Opinion: Letter to the Editor: Missing the Obvious?

Michael Lee Pope's article on income gaps misses some obvious explanations. Many minorities are recent immigrants. Do we really expect them to step into jobs with incomes commensurate with Alexandria's 80% college-educated whites? Even when immigration was almost entirely white a century ago, immigrants ended up predominantly in low-paying jobs. Moreover, many of Alexandria's immigrants are not legally present, which relegates them into lower-paying, often contract positions. Income disparity is not a sign of "systemic racism," but normal economics.

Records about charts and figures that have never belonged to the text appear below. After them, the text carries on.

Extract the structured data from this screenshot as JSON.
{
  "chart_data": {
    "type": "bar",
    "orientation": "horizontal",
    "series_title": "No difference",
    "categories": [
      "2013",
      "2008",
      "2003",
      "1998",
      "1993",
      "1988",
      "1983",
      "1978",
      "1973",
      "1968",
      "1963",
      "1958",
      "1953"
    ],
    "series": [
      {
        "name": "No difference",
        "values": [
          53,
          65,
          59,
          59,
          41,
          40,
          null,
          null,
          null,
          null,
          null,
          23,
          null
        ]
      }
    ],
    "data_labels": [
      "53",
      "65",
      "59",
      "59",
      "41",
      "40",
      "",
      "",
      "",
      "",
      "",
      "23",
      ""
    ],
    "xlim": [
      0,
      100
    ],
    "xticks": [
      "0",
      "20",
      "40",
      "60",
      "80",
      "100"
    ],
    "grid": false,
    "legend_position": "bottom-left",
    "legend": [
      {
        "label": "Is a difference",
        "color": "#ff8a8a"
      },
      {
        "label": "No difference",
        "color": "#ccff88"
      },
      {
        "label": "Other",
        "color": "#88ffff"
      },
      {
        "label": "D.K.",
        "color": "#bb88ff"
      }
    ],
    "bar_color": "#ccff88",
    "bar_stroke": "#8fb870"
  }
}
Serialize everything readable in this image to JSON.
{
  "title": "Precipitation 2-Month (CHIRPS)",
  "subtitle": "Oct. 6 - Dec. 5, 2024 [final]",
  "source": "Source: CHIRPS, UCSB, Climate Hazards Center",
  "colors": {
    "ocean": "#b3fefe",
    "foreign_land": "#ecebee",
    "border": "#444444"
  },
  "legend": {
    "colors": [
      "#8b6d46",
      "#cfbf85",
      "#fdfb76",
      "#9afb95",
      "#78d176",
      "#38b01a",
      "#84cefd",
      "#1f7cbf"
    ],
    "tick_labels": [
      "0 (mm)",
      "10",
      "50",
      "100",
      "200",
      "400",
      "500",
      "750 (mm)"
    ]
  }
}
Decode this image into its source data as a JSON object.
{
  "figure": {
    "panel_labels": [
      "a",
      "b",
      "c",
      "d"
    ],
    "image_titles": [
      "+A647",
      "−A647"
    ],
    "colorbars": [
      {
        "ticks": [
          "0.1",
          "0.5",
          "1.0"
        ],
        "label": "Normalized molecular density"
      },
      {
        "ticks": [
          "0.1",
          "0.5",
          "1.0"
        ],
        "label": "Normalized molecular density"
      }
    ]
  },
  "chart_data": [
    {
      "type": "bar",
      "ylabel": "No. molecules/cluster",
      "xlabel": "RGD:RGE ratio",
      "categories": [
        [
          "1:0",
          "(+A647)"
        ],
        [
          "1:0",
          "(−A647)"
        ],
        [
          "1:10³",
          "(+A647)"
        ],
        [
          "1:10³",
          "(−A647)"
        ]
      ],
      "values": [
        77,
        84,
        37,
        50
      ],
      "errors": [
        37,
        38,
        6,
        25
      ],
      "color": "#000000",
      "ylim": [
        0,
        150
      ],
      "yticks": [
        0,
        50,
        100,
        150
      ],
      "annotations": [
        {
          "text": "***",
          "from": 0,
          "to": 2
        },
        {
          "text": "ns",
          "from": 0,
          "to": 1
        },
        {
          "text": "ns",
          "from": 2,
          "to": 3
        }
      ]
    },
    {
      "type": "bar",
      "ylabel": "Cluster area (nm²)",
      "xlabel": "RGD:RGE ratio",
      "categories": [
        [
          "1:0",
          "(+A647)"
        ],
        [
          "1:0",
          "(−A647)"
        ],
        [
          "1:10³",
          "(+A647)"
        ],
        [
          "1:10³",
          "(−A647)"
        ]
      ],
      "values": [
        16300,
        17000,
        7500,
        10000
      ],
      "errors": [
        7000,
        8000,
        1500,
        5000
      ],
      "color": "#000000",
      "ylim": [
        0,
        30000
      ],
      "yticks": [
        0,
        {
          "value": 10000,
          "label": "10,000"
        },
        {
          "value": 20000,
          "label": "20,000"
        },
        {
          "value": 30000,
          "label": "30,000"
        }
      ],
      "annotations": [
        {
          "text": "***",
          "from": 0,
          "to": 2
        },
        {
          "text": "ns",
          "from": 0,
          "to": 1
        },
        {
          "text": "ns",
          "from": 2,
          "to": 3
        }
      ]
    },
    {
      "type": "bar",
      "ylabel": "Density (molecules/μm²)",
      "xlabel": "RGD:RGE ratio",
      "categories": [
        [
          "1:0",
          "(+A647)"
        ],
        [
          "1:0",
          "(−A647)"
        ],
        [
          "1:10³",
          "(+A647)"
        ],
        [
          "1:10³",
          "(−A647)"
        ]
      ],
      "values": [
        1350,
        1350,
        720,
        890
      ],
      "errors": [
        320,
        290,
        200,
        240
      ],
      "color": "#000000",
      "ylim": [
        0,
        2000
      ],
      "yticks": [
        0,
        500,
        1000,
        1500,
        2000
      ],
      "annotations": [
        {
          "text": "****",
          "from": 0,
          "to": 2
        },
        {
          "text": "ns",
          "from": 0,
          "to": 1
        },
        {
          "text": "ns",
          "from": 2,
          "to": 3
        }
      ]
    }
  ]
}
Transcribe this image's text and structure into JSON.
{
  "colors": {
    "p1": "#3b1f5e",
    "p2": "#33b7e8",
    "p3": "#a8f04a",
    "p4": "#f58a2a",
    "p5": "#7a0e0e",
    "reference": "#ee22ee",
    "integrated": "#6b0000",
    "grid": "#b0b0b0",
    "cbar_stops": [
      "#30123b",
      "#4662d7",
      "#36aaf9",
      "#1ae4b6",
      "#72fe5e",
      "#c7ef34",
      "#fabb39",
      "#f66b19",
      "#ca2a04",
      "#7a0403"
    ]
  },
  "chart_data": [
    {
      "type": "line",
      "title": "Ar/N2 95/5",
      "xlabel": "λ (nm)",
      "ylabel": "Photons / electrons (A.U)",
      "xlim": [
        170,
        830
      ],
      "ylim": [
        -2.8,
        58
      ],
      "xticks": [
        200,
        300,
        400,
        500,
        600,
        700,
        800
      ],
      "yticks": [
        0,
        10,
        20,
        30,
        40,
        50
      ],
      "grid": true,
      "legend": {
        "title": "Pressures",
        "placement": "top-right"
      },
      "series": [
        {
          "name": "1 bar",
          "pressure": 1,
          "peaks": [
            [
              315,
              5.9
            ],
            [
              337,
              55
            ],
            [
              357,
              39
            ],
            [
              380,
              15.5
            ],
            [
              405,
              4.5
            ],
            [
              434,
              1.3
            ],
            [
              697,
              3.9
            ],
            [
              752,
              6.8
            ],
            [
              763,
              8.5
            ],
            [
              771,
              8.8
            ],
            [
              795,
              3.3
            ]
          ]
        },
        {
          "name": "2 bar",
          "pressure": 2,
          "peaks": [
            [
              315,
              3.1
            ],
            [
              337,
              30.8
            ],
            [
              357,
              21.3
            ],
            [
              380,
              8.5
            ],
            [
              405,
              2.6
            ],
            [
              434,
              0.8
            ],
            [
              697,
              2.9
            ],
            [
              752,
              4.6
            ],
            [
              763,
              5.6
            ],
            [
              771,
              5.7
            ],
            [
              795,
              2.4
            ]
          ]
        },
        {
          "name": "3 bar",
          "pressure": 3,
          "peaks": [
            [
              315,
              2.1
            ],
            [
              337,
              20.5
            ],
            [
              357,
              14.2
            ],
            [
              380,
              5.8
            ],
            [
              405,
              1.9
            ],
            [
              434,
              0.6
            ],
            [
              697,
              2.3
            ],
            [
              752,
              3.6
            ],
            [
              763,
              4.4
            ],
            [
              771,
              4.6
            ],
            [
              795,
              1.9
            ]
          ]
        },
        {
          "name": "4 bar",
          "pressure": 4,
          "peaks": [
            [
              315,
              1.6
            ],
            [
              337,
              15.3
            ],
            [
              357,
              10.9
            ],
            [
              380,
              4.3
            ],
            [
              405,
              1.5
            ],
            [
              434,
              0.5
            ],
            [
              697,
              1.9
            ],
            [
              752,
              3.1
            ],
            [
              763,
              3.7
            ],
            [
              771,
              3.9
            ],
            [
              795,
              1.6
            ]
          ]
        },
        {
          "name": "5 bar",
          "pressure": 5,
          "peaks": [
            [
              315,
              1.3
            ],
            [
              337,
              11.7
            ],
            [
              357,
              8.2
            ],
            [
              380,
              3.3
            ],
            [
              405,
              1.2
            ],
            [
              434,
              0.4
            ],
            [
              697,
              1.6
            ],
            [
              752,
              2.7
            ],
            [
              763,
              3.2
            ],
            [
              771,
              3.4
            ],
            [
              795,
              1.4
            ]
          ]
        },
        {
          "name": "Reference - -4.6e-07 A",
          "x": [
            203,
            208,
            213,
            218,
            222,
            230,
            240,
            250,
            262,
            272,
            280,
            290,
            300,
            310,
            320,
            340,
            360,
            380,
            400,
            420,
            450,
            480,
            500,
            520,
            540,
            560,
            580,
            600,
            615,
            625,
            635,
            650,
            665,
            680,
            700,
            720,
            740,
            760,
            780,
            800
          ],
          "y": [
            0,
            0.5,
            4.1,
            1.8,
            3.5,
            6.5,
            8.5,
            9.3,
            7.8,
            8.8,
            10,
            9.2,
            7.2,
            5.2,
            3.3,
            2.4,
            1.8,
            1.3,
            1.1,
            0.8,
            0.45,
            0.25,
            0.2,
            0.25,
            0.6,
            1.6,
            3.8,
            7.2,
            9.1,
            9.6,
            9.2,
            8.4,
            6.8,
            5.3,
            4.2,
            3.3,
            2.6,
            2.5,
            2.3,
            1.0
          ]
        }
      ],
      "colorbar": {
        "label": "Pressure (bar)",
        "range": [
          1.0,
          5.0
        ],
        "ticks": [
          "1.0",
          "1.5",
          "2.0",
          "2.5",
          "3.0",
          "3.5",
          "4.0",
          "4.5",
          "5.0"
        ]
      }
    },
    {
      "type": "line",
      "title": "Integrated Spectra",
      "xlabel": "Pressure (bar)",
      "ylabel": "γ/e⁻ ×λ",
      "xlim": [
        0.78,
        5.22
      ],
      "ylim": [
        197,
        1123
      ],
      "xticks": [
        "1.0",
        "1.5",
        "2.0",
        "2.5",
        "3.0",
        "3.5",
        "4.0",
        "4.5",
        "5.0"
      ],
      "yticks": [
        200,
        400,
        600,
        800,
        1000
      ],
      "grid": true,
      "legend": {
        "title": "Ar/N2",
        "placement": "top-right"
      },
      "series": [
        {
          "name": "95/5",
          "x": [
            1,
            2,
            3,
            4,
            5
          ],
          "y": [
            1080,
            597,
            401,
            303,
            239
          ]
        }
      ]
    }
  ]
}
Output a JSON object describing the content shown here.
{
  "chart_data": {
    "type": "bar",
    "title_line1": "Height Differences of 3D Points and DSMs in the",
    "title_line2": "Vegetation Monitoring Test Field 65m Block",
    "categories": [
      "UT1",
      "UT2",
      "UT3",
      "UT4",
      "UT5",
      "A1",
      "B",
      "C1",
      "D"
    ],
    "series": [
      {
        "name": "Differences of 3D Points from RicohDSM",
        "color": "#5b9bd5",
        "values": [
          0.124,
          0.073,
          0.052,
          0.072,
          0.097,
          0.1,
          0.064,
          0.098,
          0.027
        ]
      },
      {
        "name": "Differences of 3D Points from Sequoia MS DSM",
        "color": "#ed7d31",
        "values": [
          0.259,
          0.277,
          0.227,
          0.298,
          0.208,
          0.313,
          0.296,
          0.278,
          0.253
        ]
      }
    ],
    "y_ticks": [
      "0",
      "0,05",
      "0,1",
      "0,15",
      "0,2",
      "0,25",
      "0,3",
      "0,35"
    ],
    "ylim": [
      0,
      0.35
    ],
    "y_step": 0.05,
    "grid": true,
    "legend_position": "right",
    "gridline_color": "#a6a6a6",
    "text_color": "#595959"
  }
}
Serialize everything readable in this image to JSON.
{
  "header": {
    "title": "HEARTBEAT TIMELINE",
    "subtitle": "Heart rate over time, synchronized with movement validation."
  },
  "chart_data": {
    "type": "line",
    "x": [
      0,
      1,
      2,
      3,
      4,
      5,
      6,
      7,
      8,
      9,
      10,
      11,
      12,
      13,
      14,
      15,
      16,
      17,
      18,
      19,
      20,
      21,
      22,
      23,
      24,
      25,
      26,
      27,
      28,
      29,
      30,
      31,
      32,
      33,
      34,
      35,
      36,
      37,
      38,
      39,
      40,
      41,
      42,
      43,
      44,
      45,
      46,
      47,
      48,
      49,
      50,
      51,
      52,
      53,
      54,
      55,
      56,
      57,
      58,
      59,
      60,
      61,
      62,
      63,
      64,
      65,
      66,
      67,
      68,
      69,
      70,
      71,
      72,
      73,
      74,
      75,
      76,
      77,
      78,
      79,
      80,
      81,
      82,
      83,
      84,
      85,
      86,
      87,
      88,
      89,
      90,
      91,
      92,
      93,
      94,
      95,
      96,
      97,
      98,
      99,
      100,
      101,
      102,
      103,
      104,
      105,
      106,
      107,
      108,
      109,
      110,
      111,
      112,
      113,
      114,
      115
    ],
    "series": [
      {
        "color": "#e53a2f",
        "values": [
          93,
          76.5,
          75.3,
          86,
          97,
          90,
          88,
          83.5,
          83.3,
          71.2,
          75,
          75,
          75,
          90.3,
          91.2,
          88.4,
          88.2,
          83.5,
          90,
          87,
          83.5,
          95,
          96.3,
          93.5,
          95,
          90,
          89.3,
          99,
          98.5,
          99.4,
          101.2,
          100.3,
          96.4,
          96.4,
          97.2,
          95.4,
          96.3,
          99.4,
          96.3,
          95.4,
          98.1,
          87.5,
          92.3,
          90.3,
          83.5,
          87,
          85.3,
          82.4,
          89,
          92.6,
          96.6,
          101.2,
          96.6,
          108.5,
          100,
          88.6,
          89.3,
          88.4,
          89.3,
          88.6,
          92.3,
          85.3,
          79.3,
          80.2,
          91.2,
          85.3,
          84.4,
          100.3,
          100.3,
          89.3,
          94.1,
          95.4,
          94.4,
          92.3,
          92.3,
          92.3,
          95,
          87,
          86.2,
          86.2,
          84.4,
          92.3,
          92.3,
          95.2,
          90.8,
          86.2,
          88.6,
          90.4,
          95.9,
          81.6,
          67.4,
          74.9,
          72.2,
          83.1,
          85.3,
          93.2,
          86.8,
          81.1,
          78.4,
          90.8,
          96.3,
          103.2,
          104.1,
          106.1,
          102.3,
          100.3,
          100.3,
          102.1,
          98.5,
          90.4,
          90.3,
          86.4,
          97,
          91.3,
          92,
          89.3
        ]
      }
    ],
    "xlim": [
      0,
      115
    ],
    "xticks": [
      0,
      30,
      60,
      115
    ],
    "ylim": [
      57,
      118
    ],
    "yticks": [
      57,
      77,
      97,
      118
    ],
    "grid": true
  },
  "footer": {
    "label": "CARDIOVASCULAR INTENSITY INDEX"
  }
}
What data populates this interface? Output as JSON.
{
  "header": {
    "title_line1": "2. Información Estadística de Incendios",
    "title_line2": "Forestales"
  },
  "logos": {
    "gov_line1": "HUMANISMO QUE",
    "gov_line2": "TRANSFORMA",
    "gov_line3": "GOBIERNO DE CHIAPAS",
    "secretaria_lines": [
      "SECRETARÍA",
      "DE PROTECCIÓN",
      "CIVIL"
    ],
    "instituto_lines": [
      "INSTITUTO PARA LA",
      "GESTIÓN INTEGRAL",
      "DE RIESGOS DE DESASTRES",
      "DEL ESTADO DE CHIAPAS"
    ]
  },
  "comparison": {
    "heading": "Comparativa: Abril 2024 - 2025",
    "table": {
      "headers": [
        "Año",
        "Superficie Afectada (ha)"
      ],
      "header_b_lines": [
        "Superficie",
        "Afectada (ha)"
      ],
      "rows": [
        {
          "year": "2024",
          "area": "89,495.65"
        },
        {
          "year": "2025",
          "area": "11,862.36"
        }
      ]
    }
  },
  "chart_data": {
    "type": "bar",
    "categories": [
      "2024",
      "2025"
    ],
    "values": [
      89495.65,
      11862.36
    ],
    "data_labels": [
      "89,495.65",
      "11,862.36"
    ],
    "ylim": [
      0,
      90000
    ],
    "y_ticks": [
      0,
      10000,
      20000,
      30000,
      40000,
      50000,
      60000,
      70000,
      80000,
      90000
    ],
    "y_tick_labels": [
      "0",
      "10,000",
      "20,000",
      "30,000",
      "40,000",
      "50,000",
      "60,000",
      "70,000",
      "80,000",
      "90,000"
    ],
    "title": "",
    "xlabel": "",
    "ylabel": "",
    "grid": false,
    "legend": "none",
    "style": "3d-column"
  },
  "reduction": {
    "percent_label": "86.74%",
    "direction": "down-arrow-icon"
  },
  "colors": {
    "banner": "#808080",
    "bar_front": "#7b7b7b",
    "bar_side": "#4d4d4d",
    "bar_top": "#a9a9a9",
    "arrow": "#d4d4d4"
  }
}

That is not to say that "systemic racism" doesn't exist, just not in the way the article describes.

The Millennials, minority and white alike, participating in these demonstrations do not understand that what they're seeking has been tried before. In the 1960s and 70s the naive GI Generation in political power devoted huge amounts of taxpayer funds to social services and backed off strict policing, just what today's Millennials are demanding. The result was a huge crime spike, doubling and tripling in a few years. After a couple decades of this, the public demanded the policies against which the Millennials, discounting this history from before they were born, are now protesting. But those who forget history are fated to repeat it.

With 41 of 56 Declaration of Independence signers owning slaves, obviously they did not mean "all men are created equal" literally, but as a subterfuge disguising the Declaration of Independence's ulterior intent of erasing the Royal Proclamation Line which reserved everything between the Appalachians and Mississippi for the Amerindians and assuring that Lord Chief Justice Mansfield, who held in Somerset v. Stewart (1771) that slavery "is so odious, that nothing can be suffered to support it," could not threaten most of the colonies' economies. The founding documents rest on an implicit assumption of what is today commonly called "white supremacy."

Is what the protesters are calling "white supremacy" so woven into the legal, economic, and cultural fabric of a nation birthed in the "founding sins" of slavery and theft of the indigenous peoples' land that, while it can be ameliorated by ending slave importation and ultimately freeing the slaves, it cannot be fully eliminated, as the failure of Radical Reconstruction suggests? Black millennial film-maker R. Kayeen Thomas premiered Two Steps Back at the inaugural D.C. Black Film Festival focusing on Dr. Derrick Bell, the first Black tenured law professor at Harvard University, who evolved from civil rights activist to later believing that Brown v. Board had failed.

After nearly seven decades of Brown v. Board and six decades of civil rights laws, Millennials are protesting because these attempts at equality have met the same fate as Radical Reconstruction.